As the judgment does not consider the arguments in favour of a broader definition, it may be tempting to conclude that this suggests that the House of Lords approves of Durant. In the absence of detailed consideration of the point, it is dangerous to speculate on the House of Lords’ views either way. However, there are two paragraphs of Lord Hope’s judgment which suggest that he interprets Durant in a less restrictive way than many commentators. Lord Hope notes that:
“… [Durant] was a case where the person seeking disclosure was the data subject… Part II DPA 1998 contains provisions which are designed, on certain conditions, to enable the data subject to obtain access to .. information. Among these provisions are sections 7(4) and section 8(7), which enable the data controller to refuse to disclose the information if the data subject would be able to identify another person from the information… It was in that context that Auld LJ said … that mere mention of the data subject in a document… did not necessarily amount to his personal data and suggested two notions that might be of assistance in determining whether it did. One of these was whether the information was biographical in a significant sense. The other was one of focus.
The Lord President, applying the second of these two guidelines, said in para 23 that the effect of barnardisation was to move the focus of the information away from the individual children to the incidence of disease in particular wards in particular years. It may indeed have this effect. But this does not resolve the question whether or not it is “personal data” within the meaning of DPA 1998…”

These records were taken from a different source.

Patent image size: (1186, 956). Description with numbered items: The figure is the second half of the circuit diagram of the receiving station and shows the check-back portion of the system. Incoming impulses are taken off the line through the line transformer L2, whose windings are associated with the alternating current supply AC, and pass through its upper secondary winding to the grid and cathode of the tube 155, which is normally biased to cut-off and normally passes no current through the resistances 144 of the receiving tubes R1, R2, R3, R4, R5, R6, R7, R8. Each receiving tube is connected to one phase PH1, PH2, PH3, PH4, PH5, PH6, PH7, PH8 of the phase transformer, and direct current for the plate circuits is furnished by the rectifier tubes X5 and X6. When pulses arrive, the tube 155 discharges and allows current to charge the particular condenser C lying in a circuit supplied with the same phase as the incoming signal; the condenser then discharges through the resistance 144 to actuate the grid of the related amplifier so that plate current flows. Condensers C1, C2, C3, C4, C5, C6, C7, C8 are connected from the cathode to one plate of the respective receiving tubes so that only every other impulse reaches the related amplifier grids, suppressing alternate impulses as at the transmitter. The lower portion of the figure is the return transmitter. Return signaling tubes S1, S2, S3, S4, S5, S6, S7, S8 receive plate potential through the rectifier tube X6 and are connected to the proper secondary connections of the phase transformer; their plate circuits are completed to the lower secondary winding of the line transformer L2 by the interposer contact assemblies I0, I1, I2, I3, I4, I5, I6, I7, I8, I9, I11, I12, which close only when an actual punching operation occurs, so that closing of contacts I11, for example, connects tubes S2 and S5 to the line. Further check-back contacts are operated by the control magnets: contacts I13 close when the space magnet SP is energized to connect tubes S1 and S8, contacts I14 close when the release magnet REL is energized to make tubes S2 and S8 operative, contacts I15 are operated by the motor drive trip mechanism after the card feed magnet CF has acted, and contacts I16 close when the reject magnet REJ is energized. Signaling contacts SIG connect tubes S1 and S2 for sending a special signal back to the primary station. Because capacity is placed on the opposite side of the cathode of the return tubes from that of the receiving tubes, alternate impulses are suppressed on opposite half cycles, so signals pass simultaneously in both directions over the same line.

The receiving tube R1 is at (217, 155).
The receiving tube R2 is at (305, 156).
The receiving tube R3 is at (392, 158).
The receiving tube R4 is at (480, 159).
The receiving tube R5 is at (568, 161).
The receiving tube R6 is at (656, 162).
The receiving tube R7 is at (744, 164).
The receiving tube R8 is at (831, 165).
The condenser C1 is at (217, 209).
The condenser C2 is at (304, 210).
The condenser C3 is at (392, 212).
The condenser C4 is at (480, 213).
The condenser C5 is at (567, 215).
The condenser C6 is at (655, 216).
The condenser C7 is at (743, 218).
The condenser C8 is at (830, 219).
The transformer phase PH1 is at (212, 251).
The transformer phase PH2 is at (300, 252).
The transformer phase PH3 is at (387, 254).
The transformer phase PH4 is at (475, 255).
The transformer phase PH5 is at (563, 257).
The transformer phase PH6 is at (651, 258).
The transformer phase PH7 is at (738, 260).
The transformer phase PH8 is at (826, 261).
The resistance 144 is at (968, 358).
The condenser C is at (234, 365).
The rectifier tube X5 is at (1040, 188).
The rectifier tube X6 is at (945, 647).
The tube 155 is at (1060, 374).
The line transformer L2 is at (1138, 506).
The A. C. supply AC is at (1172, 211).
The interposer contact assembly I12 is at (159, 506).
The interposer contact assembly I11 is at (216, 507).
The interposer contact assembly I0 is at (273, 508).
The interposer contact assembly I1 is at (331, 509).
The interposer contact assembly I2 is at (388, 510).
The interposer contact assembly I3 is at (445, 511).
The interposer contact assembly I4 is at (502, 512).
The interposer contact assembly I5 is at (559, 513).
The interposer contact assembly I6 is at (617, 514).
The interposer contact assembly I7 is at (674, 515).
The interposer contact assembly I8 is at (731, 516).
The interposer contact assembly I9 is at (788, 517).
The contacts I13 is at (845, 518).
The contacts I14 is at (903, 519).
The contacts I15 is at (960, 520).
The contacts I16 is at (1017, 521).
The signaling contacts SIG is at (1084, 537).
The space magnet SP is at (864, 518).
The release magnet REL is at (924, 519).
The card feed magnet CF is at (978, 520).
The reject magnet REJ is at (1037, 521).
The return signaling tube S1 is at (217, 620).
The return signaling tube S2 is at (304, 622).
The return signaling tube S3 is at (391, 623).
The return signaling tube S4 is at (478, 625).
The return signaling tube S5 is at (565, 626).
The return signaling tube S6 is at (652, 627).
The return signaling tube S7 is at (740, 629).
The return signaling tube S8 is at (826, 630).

Lord Hope clearly indicates that biographical significance and focus are not definitive. They may be of assistance, in subject access cases, but are not the test as to whether or not data are personal.
Is there an obligation to “create” data for FoI purposes?
The CSA did not “hold” the barnardised data; it held the underlying personal data from which barnardised data could be generated. The obligation under freedom of information legislation is to provide information “held” by a public authority; would this extend to manipulating information which is held, in order to create requested information which was not held? This is a point which is of frequent concern to public authorities and on which the Secretary of State for Justice intervened in the proceedings.
Lord Hope noted that this provision of the FOISA should be “construed in as liberal a manner as possible” and that therefore the CSA should barnardise the information which it held. The effect of barnardisation would be to apply a disguise to the information: it would be a similar process to redaction and would not amount to requiring the CSA to carry out research or create new information. In any event, authorities had protection against unreasonable demands on their resources from this type of request via the cost limits set out in the FOISA 2002.